Hoel Erik
Allen Discovery Center, Tufts University, Medford, MA, USA.
Patterns (N Y). 2021 May 14;2(5):100244. doi: 10.1016/j.patter.2021.100244.
Understanding of the evolved biological function of sleep has advanced considerably in the past decade. However, no equivalent understanding of dreams has emerged. Contemporary neuroscientific theories often view dreams as epiphenomena, and many of the proposals for their biological function are contradicted by the phenomenology of dreams themselves. Now, the recent advent of deep neural networks (DNNs) has finally provided the novel conceptual framework within which to understand the evolved function of dreams. Notably, all DNNs face the issue of overfitting as they learn, which is when performance on one dataset increases but the network's performance fails to generalize (often measured by the divergence of performance on training versus testing datasets). This ubiquitous problem in DNNs is often solved by modelers via "noise injections" in the form of noisy or corrupted inputs. The goal of this paper is to argue that the brain faces a similar challenge of overfitting and that nightly dreams evolved to combat the brain's overfitting during its daily learning. That is, dreams are a biological mechanism for increasing generalizability via the creation of corrupted sensory inputs from stochastic activity across the hierarchy of neural structures. Sleep loss, specifically dream loss, leads to an overfitted brain that can still memorize and learn but fails to generalize appropriately. Herein this "overfitted brain hypothesis" is explicitly developed and then compared and contrasted with existing contemporary neuroscientific theories of dreams. Existing evidence for the hypothesis is surveyed within both neuroscience and deep learning, and a set of testable predictions is put forward that can be pursued both and .

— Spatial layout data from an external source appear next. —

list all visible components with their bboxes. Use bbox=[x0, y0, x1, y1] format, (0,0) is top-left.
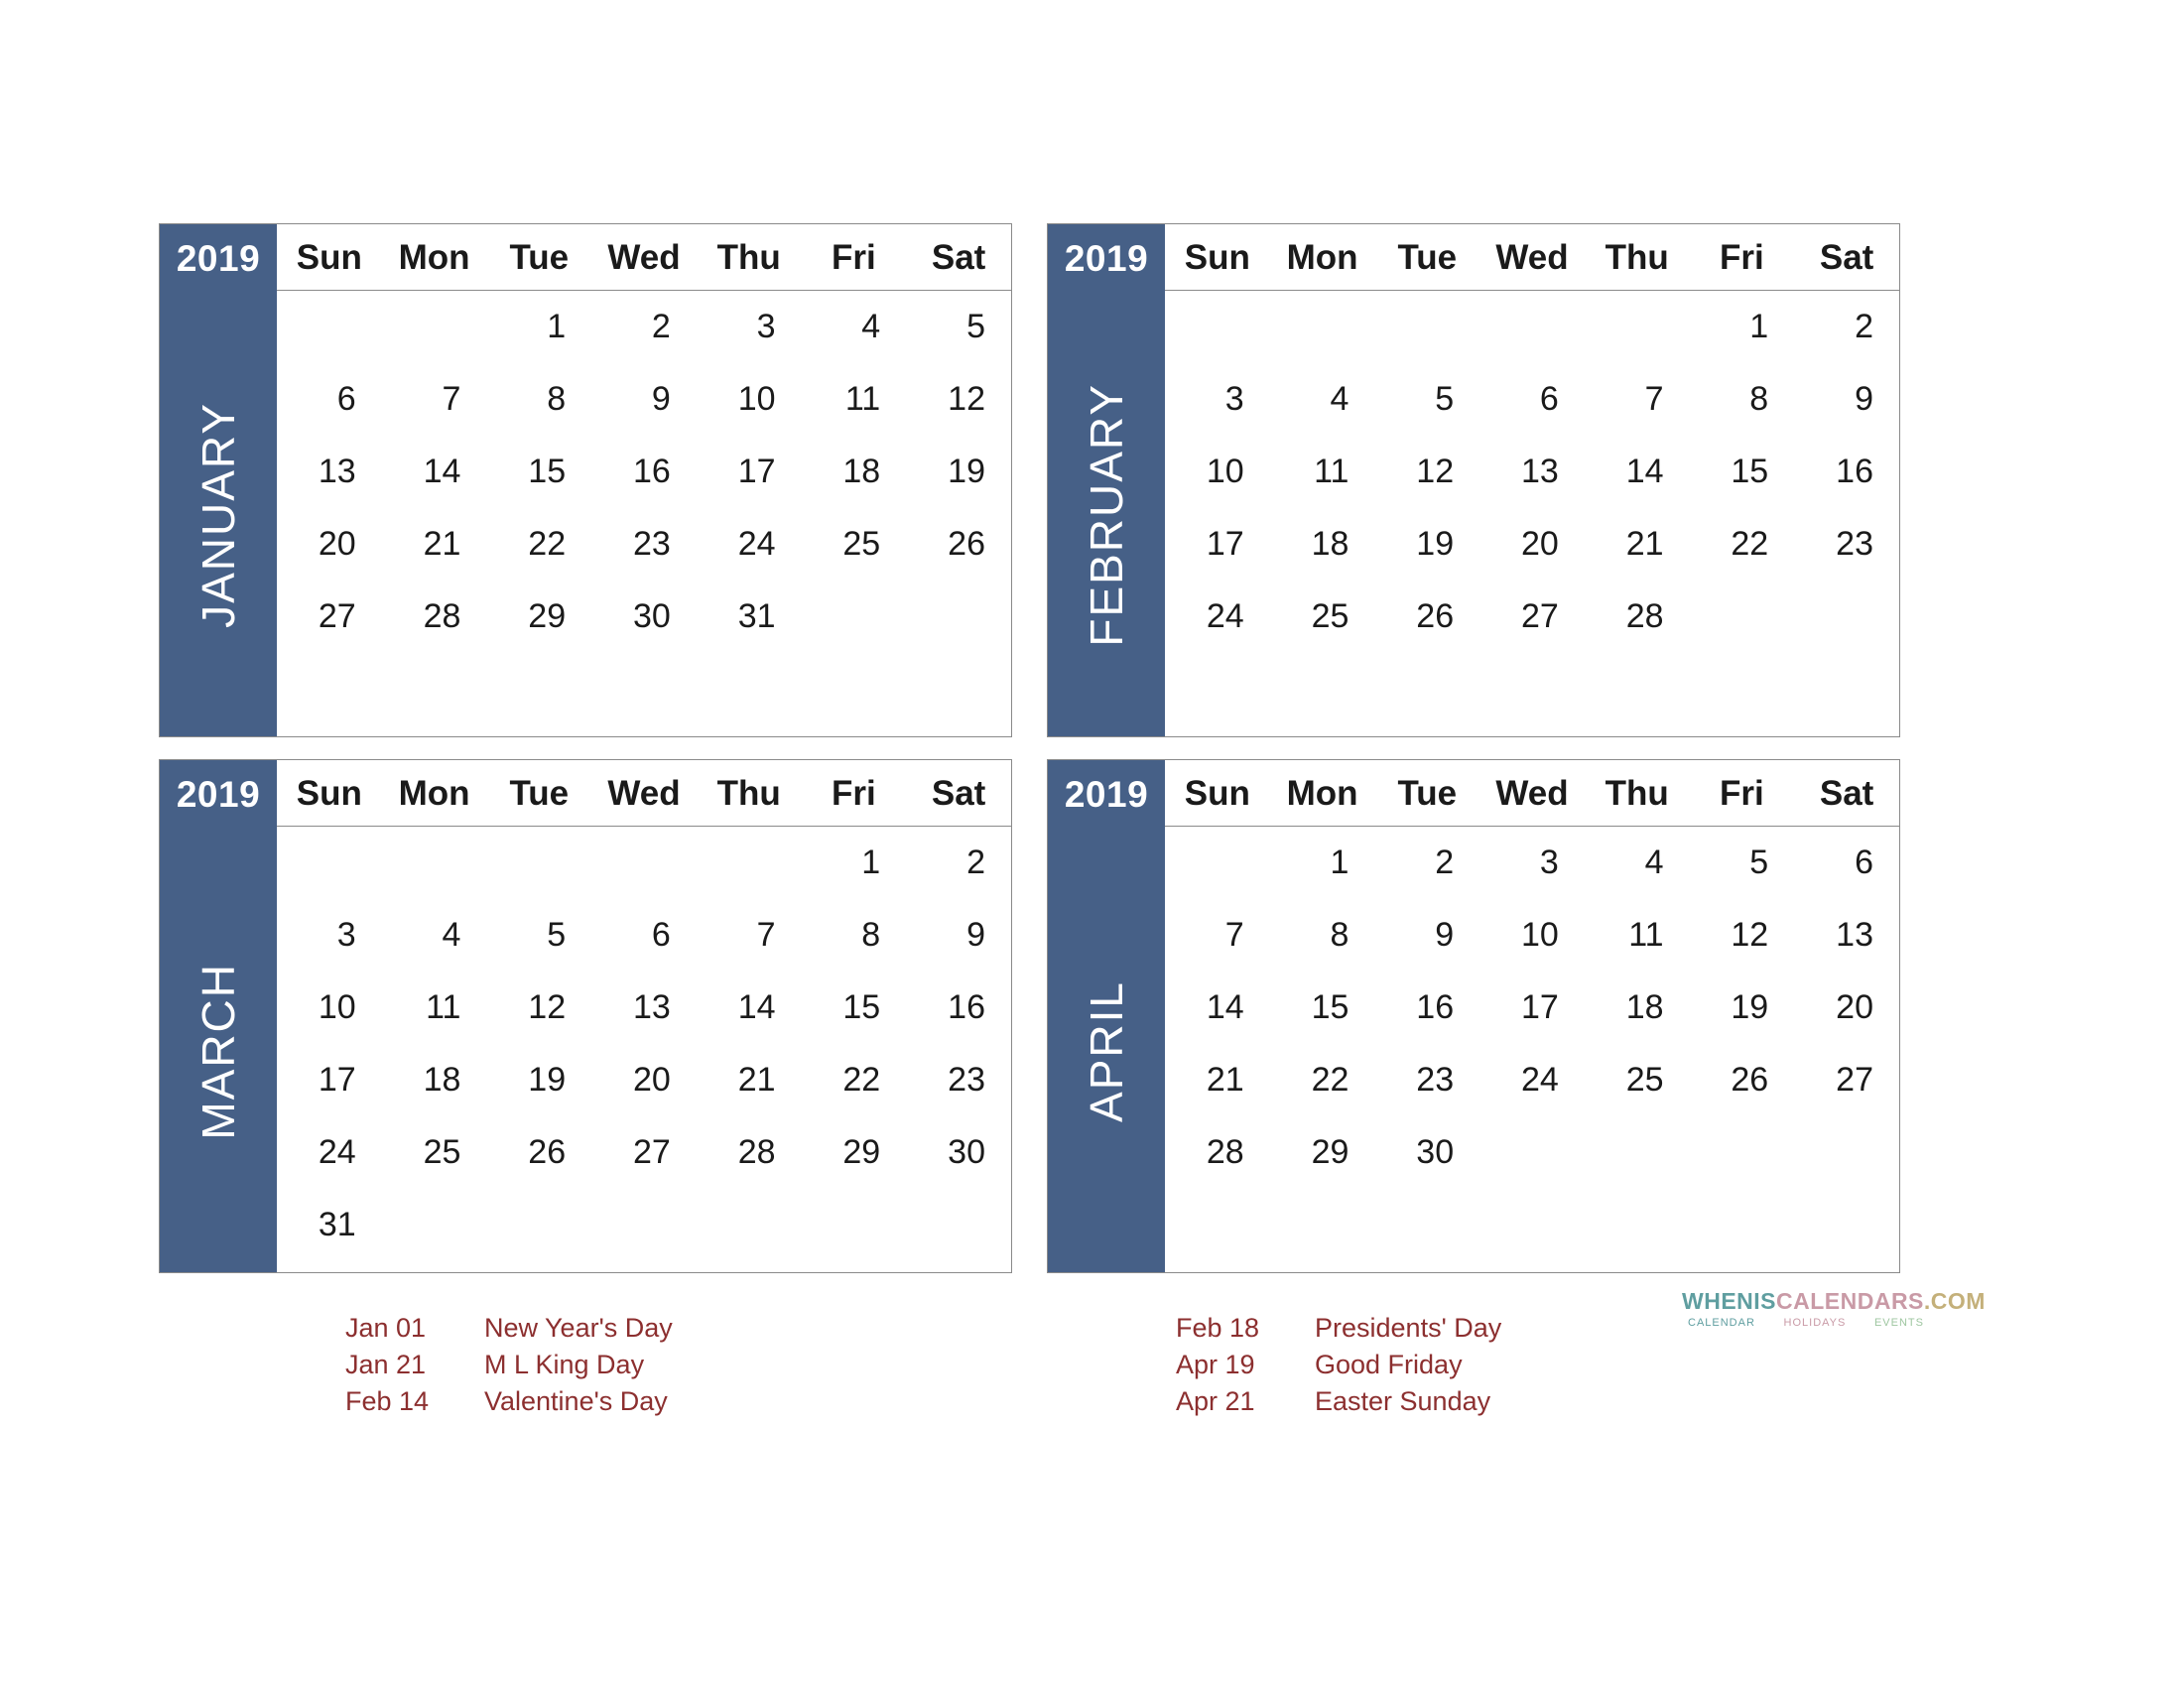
weekday-fri: Fri bbox=[1690, 760, 1795, 827]
day-cell: 18 bbox=[423, 1061, 461, 1099]
day-cell: 27 bbox=[632, 1133, 671, 1171]
day-cell: 6 bbox=[1855, 844, 1873, 881]
weekday-tue: Tue bbox=[1374, 224, 1479, 291]
weekday-sun: Sun bbox=[277, 224, 382, 291]
holiday-name: New Year's Day bbox=[484, 1313, 673, 1343]
day-cell: 20 bbox=[1520, 525, 1559, 563]
day-cell: 29 bbox=[528, 597, 567, 635]
holiday-item bbox=[345, 1352, 673, 1388]
day-cell: 13 bbox=[632, 988, 671, 1026]
day-cell: 5 bbox=[966, 308, 985, 345]
day-cell bbox=[277, 653, 382, 725]
day-cell: 20 bbox=[632, 1061, 671, 1099]
month-card-january bbox=[159, 223, 1012, 737]
day-cell bbox=[1690, 1116, 1795, 1189]
day-cell: 10 bbox=[318, 988, 356, 1026]
day-cell: 22 bbox=[1731, 525, 1769, 563]
day-cell bbox=[802, 653, 907, 725]
weekday-fri: Fri bbox=[802, 760, 907, 827]
day-cell: 15 bbox=[1731, 453, 1769, 490]
day-cell: 10 bbox=[1206, 453, 1244, 490]
day-cell: 26 bbox=[948, 525, 985, 563]
day-cell bbox=[1479, 653, 1585, 725]
day-cell: 29 bbox=[1311, 1133, 1349, 1171]
day-cell: 11 bbox=[426, 988, 461, 1026]
day-cell: 11 bbox=[844, 380, 881, 418]
day-cell: 13 bbox=[318, 453, 356, 490]
month-card-march bbox=[159, 759, 1012, 1273]
day-cell bbox=[1165, 827, 1270, 900]
day-cell: 20 bbox=[318, 525, 356, 563]
week-row bbox=[1165, 653, 1899, 725]
holiday-name: Good Friday bbox=[1315, 1350, 1463, 1379]
day-cell: 12 bbox=[1731, 916, 1769, 954]
month-name-label-march: MARCH bbox=[193, 962, 244, 1140]
week-row bbox=[277, 291, 1011, 364]
day-cell: 24 bbox=[1520, 1061, 1559, 1099]
month-year-february: 2019 bbox=[1064, 238, 1149, 279]
day-cell: 9 bbox=[651, 380, 671, 418]
month-name-april bbox=[1048, 838, 1165, 1264]
day-cell: 27 bbox=[318, 597, 356, 635]
day-cell: 2 bbox=[1435, 844, 1455, 881]
day-cell: 1 bbox=[1330, 844, 1349, 881]
day-cell bbox=[591, 827, 697, 900]
day-cell: 28 bbox=[423, 597, 461, 635]
watermark-part3: .COM bbox=[1923, 1288, 1986, 1314]
day-cell: 20 bbox=[1836, 988, 1873, 1026]
day-cell: 21 bbox=[1206, 1061, 1244, 1099]
holiday-name: Presidents' Day bbox=[1315, 1313, 1502, 1343]
month-name-label-january: JANUARY bbox=[193, 402, 244, 628]
month-card-april bbox=[1047, 759, 1900, 1273]
day-cell bbox=[1165, 1189, 1270, 1261]
day-cell bbox=[1374, 653, 1479, 725]
day-cell: 3 bbox=[1224, 380, 1244, 418]
month-body-february bbox=[1165, 224, 1899, 736]
week-row bbox=[277, 436, 1011, 508]
week-row bbox=[1165, 581, 1899, 653]
day-cell: 14 bbox=[423, 453, 461, 490]
week-row bbox=[277, 363, 1011, 436]
calendar-table-january bbox=[277, 224, 1011, 725]
weekday-sat: Sat bbox=[1794, 224, 1899, 291]
weekday-thu: Thu bbox=[1585, 760, 1690, 827]
holiday-item bbox=[345, 1388, 673, 1425]
holiday-item bbox=[345, 1315, 673, 1352]
day-cell bbox=[486, 1189, 591, 1261]
weekday-sat: Sat bbox=[906, 224, 1011, 291]
day-cell: 16 bbox=[948, 988, 985, 1026]
day-cell: 9 bbox=[1855, 380, 1873, 418]
day-cell: 2 bbox=[966, 844, 985, 881]
month-name-march bbox=[160, 838, 277, 1264]
day-cell: 16 bbox=[1836, 453, 1873, 490]
week-row bbox=[1165, 1189, 1899, 1261]
day-cell: 26 bbox=[528, 1133, 567, 1171]
holiday-list-right bbox=[1176, 1315, 1501, 1425]
day-cell bbox=[591, 653, 697, 725]
month-year-january: 2019 bbox=[176, 238, 261, 279]
day-cell bbox=[1585, 1116, 1690, 1189]
day-cell: 23 bbox=[632, 525, 671, 563]
day-cell bbox=[1165, 653, 1270, 725]
day-cell: 21 bbox=[1625, 525, 1664, 563]
month-year-april: 2019 bbox=[1064, 774, 1149, 815]
week-row bbox=[1165, 508, 1899, 581]
day-cell bbox=[1690, 653, 1795, 725]
weekday-wed: Wed bbox=[1479, 224, 1585, 291]
day-cell: 3 bbox=[336, 916, 356, 954]
weekday-mon: Mon bbox=[1270, 224, 1375, 291]
watermark-sub2: HOLIDAYS bbox=[1783, 1317, 1847, 1329]
month-slot-april bbox=[1047, 759, 1935, 1295]
day-cell: 6 bbox=[336, 380, 356, 418]
day-cell: 18 bbox=[1625, 988, 1664, 1026]
holiday-date: Apr 21 bbox=[1176, 1386, 1255, 1416]
day-cell: 10 bbox=[1520, 916, 1559, 954]
day-cell bbox=[1165, 291, 1270, 364]
weekday-thu: Thu bbox=[697, 224, 802, 291]
day-cell: 28 bbox=[737, 1133, 776, 1171]
day-cell: 12 bbox=[948, 380, 985, 418]
day-cell bbox=[382, 653, 487, 725]
day-cell bbox=[1690, 581, 1795, 653]
day-cell: 26 bbox=[1416, 597, 1455, 635]
watermark-part1: WHENIS bbox=[1682, 1288, 1776, 1314]
weekday-mon: Mon bbox=[382, 760, 487, 827]
day-cell: 8 bbox=[547, 380, 567, 418]
day-cell: 7 bbox=[1224, 916, 1244, 954]
day-cell: 25 bbox=[1311, 597, 1349, 635]
day-cell: 17 bbox=[737, 453, 776, 490]
day-cell bbox=[1690, 1189, 1795, 1261]
day-cell: 1 bbox=[1749, 308, 1769, 345]
day-cell: 9 bbox=[1435, 916, 1455, 954]
week-row bbox=[277, 972, 1011, 1044]
day-cell: 12 bbox=[528, 988, 567, 1026]
day-cell: 8 bbox=[861, 916, 881, 954]
day-cell: 3 bbox=[1539, 844, 1559, 881]
week-row bbox=[1165, 436, 1899, 508]
day-cell: 4 bbox=[861, 308, 881, 345]
day-cell: 16 bbox=[1416, 988, 1455, 1026]
week-row bbox=[277, 508, 1011, 581]
holiday-date: Feb 18 bbox=[1176, 1313, 1260, 1343]
holiday-date: Apr 19 bbox=[1176, 1350, 1255, 1379]
weekday-mon: Mon bbox=[1270, 760, 1375, 827]
day-cell: 16 bbox=[632, 453, 671, 490]
holiday-date: Jan 21 bbox=[345, 1350, 427, 1379]
day-cell bbox=[906, 581, 1011, 653]
day-cell: 17 bbox=[1206, 525, 1244, 563]
day-cell bbox=[1585, 291, 1690, 364]
week-row bbox=[277, 1044, 1011, 1116]
day-cell bbox=[906, 1189, 1011, 1261]
month-body-april bbox=[1165, 760, 1899, 1272]
day-cell bbox=[486, 827, 591, 900]
day-cell: 31 bbox=[737, 597, 776, 635]
week-row bbox=[277, 581, 1011, 653]
month-slot-january bbox=[159, 223, 1047, 759]
day-cell: 30 bbox=[632, 597, 671, 635]
month-slot-march bbox=[159, 759, 1047, 1295]
month-sidebar-march bbox=[160, 760, 277, 1272]
day-cell: 19 bbox=[1416, 525, 1455, 563]
day-cell: 25 bbox=[842, 525, 881, 563]
day-cell: 2 bbox=[1855, 308, 1873, 345]
day-cell: 3 bbox=[756, 308, 776, 345]
day-cell bbox=[591, 1189, 697, 1261]
day-cell: 18 bbox=[842, 453, 881, 490]
day-cell: 4 bbox=[1644, 844, 1664, 881]
day-cell: 7 bbox=[442, 380, 461, 418]
month-name-january bbox=[160, 302, 277, 728]
day-cell bbox=[1794, 1116, 1899, 1189]
day-cell: 8 bbox=[1749, 380, 1769, 418]
day-cell: 1 bbox=[547, 308, 567, 345]
weekday-sat: Sat bbox=[906, 760, 1011, 827]
weekday-wed: Wed bbox=[591, 760, 697, 827]
month-sidebar-april bbox=[1048, 760, 1165, 1272]
holiday-name: Valentine's Day bbox=[484, 1386, 668, 1416]
day-cell: 9 bbox=[966, 916, 985, 954]
weekday-sun: Sun bbox=[1165, 760, 1270, 827]
watermark-sub1: CALENDAR bbox=[1688, 1317, 1755, 1329]
day-cell: 21 bbox=[737, 1061, 776, 1099]
day-cell: 12 bbox=[1416, 453, 1455, 490]
day-cell: 11 bbox=[1628, 916, 1664, 954]
day-cell: 23 bbox=[1416, 1061, 1455, 1099]
month-body-january bbox=[277, 224, 1011, 736]
weekday-fri: Fri bbox=[802, 224, 907, 291]
day-cell: 2 bbox=[651, 308, 671, 345]
day-cell: 22 bbox=[1311, 1061, 1349, 1099]
day-cell: 6 bbox=[1539, 380, 1559, 418]
day-cell: 4 bbox=[442, 916, 461, 954]
day-cell: 13 bbox=[1520, 453, 1559, 490]
day-cell: 28 bbox=[1206, 1133, 1244, 1171]
weekday-wed: Wed bbox=[591, 224, 697, 291]
day-cell: 15 bbox=[1311, 988, 1349, 1026]
holiday-date: Feb 14 bbox=[345, 1386, 430, 1416]
watermark-sub3: EVENTS bbox=[1873, 1317, 1924, 1329]
weekday-thu: Thu bbox=[1585, 224, 1690, 291]
day-cell bbox=[1374, 1189, 1479, 1261]
week-row bbox=[277, 899, 1011, 972]
day-cell: 5 bbox=[547, 916, 567, 954]
day-cell bbox=[1270, 291, 1375, 364]
weekday-fri: Fri bbox=[1690, 224, 1795, 291]
calendar-table-march bbox=[277, 760, 1011, 1261]
day-cell: 10 bbox=[737, 380, 776, 418]
site-watermark bbox=[1682, 1288, 1986, 1329]
month-year-march: 2019 bbox=[176, 774, 261, 815]
holiday-item bbox=[1176, 1352, 1501, 1388]
day-cell: 28 bbox=[1625, 597, 1664, 635]
week-row bbox=[1165, 1116, 1899, 1189]
weekday-sat: Sat bbox=[1794, 760, 1899, 827]
day-cell: 19 bbox=[528, 1061, 567, 1099]
calendar-table-february bbox=[1165, 224, 1899, 725]
day-cell: 8 bbox=[1330, 916, 1349, 954]
month-body-march bbox=[277, 760, 1011, 1272]
weekday-header-row bbox=[1165, 224, 1899, 291]
day-cell bbox=[382, 291, 487, 364]
week-row bbox=[1165, 291, 1899, 364]
month-slot-february bbox=[1047, 223, 1935, 759]
day-cell bbox=[697, 827, 802, 900]
day-cell bbox=[1479, 1189, 1585, 1261]
watermark-title bbox=[1682, 1288, 1986, 1314]
day-cell: 26 bbox=[1731, 1061, 1769, 1099]
day-cell bbox=[1479, 291, 1585, 364]
day-cell bbox=[486, 653, 591, 725]
month-name-label-april: APRIL bbox=[1081, 979, 1132, 1122]
week-row bbox=[1165, 363, 1899, 436]
weekday-wed: Wed bbox=[1479, 760, 1585, 827]
months-grid bbox=[159, 223, 1935, 1295]
calendar-table-april bbox=[1165, 760, 1899, 1261]
day-cell: 6 bbox=[651, 916, 671, 954]
weekday-header-row bbox=[277, 760, 1011, 827]
day-cell bbox=[906, 653, 1011, 725]
day-cell: 17 bbox=[318, 1061, 356, 1099]
day-cell: 15 bbox=[842, 988, 881, 1026]
weekday-sun: Sun bbox=[277, 760, 382, 827]
day-cell: 21 bbox=[423, 525, 461, 563]
day-cell: 1 bbox=[861, 844, 881, 881]
week-row bbox=[1165, 1044, 1899, 1116]
day-cell bbox=[1479, 1116, 1585, 1189]
day-cell: 14 bbox=[1625, 453, 1664, 490]
weekday-header-row bbox=[1165, 760, 1899, 827]
day-cell: 22 bbox=[528, 525, 567, 563]
day-cell: 4 bbox=[1330, 380, 1349, 418]
day-cell bbox=[1270, 1189, 1375, 1261]
weekday-sun: Sun bbox=[1165, 224, 1270, 291]
day-cell: 24 bbox=[737, 525, 776, 563]
day-cell: 22 bbox=[842, 1061, 881, 1099]
day-cell: 25 bbox=[1625, 1061, 1664, 1099]
day-cell: 30 bbox=[1416, 1133, 1455, 1171]
holiday-item bbox=[1176, 1388, 1501, 1425]
day-cell: 24 bbox=[318, 1133, 356, 1171]
weekday-tue: Tue bbox=[486, 224, 591, 291]
weekday-tue: Tue bbox=[486, 760, 591, 827]
day-cell: 14 bbox=[1206, 988, 1244, 1026]
day-cell bbox=[382, 827, 487, 900]
day-cell: 5 bbox=[1749, 844, 1769, 881]
day-cell: 7 bbox=[1644, 380, 1664, 418]
month-card-february bbox=[1047, 223, 1900, 737]
day-cell bbox=[277, 827, 382, 900]
day-cell: 23 bbox=[948, 1061, 985, 1099]
week-row bbox=[277, 653, 1011, 725]
day-cell bbox=[1374, 291, 1479, 364]
day-cell: 27 bbox=[1836, 1061, 1873, 1099]
month-sidebar-january bbox=[160, 224, 277, 736]
day-cell bbox=[1794, 653, 1899, 725]
day-cell: 14 bbox=[737, 988, 776, 1026]
day-cell: 18 bbox=[1311, 525, 1349, 563]
week-row bbox=[277, 827, 1011, 900]
month-sidebar-february bbox=[1048, 224, 1165, 736]
day-cell bbox=[802, 1189, 907, 1261]
day-cell bbox=[1585, 653, 1690, 725]
holiday-list-left bbox=[345, 1315, 673, 1425]
week-row bbox=[1165, 972, 1899, 1044]
day-cell bbox=[1270, 653, 1375, 725]
day-cell bbox=[1794, 1189, 1899, 1261]
day-cell: 25 bbox=[423, 1133, 461, 1171]
day-cell: 15 bbox=[528, 453, 567, 490]
day-cell bbox=[1794, 581, 1899, 653]
day-cell bbox=[382, 1189, 487, 1261]
day-cell: 5 bbox=[1435, 380, 1455, 418]
day-cell: 24 bbox=[1206, 597, 1244, 635]
day-cell: 30 bbox=[948, 1133, 985, 1171]
holiday-name: Easter Sunday bbox=[1315, 1386, 1491, 1416]
day-cell bbox=[697, 1189, 802, 1261]
day-cell bbox=[697, 653, 802, 725]
day-cell: 7 bbox=[756, 916, 776, 954]
day-cell bbox=[802, 581, 907, 653]
month-name-february bbox=[1048, 302, 1165, 728]
day-cell: 11 bbox=[1314, 453, 1349, 490]
watermark-part2: CALENDARS bbox=[1776, 1288, 1924, 1314]
day-cell: 27 bbox=[1520, 597, 1559, 635]
day-cell bbox=[277, 291, 382, 364]
weekday-tue: Tue bbox=[1374, 760, 1479, 827]
day-cell: 19 bbox=[948, 453, 985, 490]
day-cell: 19 bbox=[1731, 988, 1769, 1026]
watermark-subtitle bbox=[1682, 1318, 1930, 1329]
day-cell: 17 bbox=[1520, 988, 1559, 1026]
day-cell bbox=[1585, 1189, 1690, 1261]
weekday-mon: Mon bbox=[382, 224, 487, 291]
day-cell: 29 bbox=[842, 1133, 881, 1171]
holiday-date: Jan 01 bbox=[345, 1313, 427, 1343]
holiday-name: M L King Day bbox=[484, 1350, 645, 1379]
week-row bbox=[1165, 827, 1899, 900]
week-row bbox=[277, 1116, 1011, 1189]
weekday-header-row bbox=[277, 224, 1011, 291]
week-row bbox=[277, 1189, 1011, 1261]
day-cell: 31 bbox=[318, 1206, 356, 1243]
day-cell: 23 bbox=[1836, 525, 1873, 563]
holiday-item bbox=[1176, 1315, 1501, 1352]
weekday-thu: Thu bbox=[697, 760, 802, 827]
month-name-label-february: FEBRUARY bbox=[1081, 383, 1132, 647]
day-cell: 13 bbox=[1836, 916, 1873, 954]
week-row bbox=[1165, 899, 1899, 972]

在过去十年中,人们对睡眠进化后的生物学功能的理解有了显著进展。然而,对于梦却没有出现类似的理解。当代神经科学理论常常将梦视为副现象,而且许多关于梦的生物学功能的提议都与梦本身的现象学相矛盾。如今,深度神经网络(DNN)的最新出现终于提供了一个新颖的概念框架,用以理解梦的进化功能。值得注意的是,所有深度神经网络在学习时都面临过拟合问题,即当一个数据集上的性能提高,但网络的性能却无法泛化(通常通过训练数据集与测试数据集上性能的差异来衡量)。深度神经网络中这个普遍存在的问题,建模者通常通过以有噪声或损坏的输入形式进行“噪声注入”来解决。本文的目的是论证大脑面临类似的过拟合挑战,并且夜间的梦进化而来是为了在大脑日常学习过程中对抗过拟合。也就是说,梦是一种生物学机制,通过从神经结构层次中的随机活动创建损坏的感官输入来提高泛化能力。睡眠不足,特别是梦的缺失,会导致大脑过度拟合,使其仍能记忆和学习,但无法适当地泛化。在此,“过度拟合大脑假说”被明确提出,然后与现有的当代梦的神经科学理论进行比较和对比。在神经科学和深度学习领域都对该假说的现有证据进行了审视,并提出了一组可测试的预测,这些预测既可以在神经科学领域进行探索,也可以在深度学习领域进行探索。